In any event, Mr. Klewer’s suggestion certainly caused the inclusion of the much more specific language for variances drafted by Alfred Bettman. The language was included in the legislation is adopted by the Tennessee General Assembly, Chapter 44 of the Tennessee Public Acts of 1935 and remains in the Tennessee Municipal Zoning Enabling Statutes to this day. See Tenn. Code Ann. §13-7-207 (3).

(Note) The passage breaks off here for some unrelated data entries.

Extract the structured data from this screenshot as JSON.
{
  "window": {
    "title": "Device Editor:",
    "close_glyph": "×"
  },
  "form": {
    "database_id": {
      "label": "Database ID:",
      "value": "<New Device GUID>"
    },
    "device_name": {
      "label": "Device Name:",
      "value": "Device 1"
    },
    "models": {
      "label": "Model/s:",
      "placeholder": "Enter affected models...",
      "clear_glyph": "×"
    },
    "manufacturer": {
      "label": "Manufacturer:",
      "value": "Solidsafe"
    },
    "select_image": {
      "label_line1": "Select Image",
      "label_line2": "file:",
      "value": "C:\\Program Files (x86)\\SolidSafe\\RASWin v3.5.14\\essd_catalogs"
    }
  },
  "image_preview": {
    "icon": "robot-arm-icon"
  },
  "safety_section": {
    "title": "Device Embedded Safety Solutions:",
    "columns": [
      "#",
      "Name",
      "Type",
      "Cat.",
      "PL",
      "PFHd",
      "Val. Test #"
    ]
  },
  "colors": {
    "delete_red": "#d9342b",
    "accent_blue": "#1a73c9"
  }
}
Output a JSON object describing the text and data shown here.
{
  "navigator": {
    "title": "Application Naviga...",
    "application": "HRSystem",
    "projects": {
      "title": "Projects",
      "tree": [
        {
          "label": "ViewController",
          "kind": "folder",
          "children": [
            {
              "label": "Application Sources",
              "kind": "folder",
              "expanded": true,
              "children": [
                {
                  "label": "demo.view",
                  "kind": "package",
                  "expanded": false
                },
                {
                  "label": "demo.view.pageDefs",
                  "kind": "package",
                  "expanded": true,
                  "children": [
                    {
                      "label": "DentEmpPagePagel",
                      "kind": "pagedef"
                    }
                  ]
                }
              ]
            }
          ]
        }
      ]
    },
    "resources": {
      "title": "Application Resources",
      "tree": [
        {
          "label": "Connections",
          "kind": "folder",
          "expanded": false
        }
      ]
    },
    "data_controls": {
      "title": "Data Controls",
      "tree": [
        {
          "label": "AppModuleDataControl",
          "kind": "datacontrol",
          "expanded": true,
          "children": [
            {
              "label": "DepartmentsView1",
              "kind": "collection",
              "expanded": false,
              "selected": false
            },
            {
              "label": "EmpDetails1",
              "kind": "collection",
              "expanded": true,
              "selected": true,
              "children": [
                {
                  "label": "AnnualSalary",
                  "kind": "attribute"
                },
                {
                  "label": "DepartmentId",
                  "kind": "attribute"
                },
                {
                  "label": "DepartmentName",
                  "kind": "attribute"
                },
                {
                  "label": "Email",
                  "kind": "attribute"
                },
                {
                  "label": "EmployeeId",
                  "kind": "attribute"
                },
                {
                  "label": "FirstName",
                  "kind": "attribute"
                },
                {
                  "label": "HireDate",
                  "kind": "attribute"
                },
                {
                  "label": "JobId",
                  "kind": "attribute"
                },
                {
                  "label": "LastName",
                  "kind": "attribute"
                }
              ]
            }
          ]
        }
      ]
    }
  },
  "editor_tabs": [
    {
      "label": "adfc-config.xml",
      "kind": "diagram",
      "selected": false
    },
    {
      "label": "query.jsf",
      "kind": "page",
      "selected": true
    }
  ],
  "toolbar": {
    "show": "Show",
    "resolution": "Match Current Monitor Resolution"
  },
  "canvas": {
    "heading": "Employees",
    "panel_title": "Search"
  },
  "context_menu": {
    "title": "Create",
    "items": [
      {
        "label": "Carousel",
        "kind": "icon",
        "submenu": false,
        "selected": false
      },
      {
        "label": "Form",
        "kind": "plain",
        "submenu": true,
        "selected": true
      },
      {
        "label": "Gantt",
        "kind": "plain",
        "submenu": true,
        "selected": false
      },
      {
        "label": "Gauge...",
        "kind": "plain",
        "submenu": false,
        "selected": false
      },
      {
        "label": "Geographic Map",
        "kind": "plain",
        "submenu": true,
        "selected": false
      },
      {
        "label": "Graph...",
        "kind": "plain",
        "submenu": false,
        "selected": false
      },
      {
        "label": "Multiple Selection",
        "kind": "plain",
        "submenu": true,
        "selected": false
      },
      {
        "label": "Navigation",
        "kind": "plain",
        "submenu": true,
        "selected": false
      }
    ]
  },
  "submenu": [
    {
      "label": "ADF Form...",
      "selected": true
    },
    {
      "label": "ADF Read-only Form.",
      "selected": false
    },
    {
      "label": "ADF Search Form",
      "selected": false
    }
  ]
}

I thought perhaps I could find out some additional information about Edward Klewer, but unfortunately he passed away shortly after his correspondence with the State Planning Department. He died on May 18, 1936 at age 49. In running a quick Internet search, I saw that his wife created a scholarship in his name at Rhodes College in Memphis but I have very little other information relating to him. I did find a photograph at this location on the net. Take a look at page 7, lower left; the caption Indicates that Mr. Klewer is standing at the far right on the first row.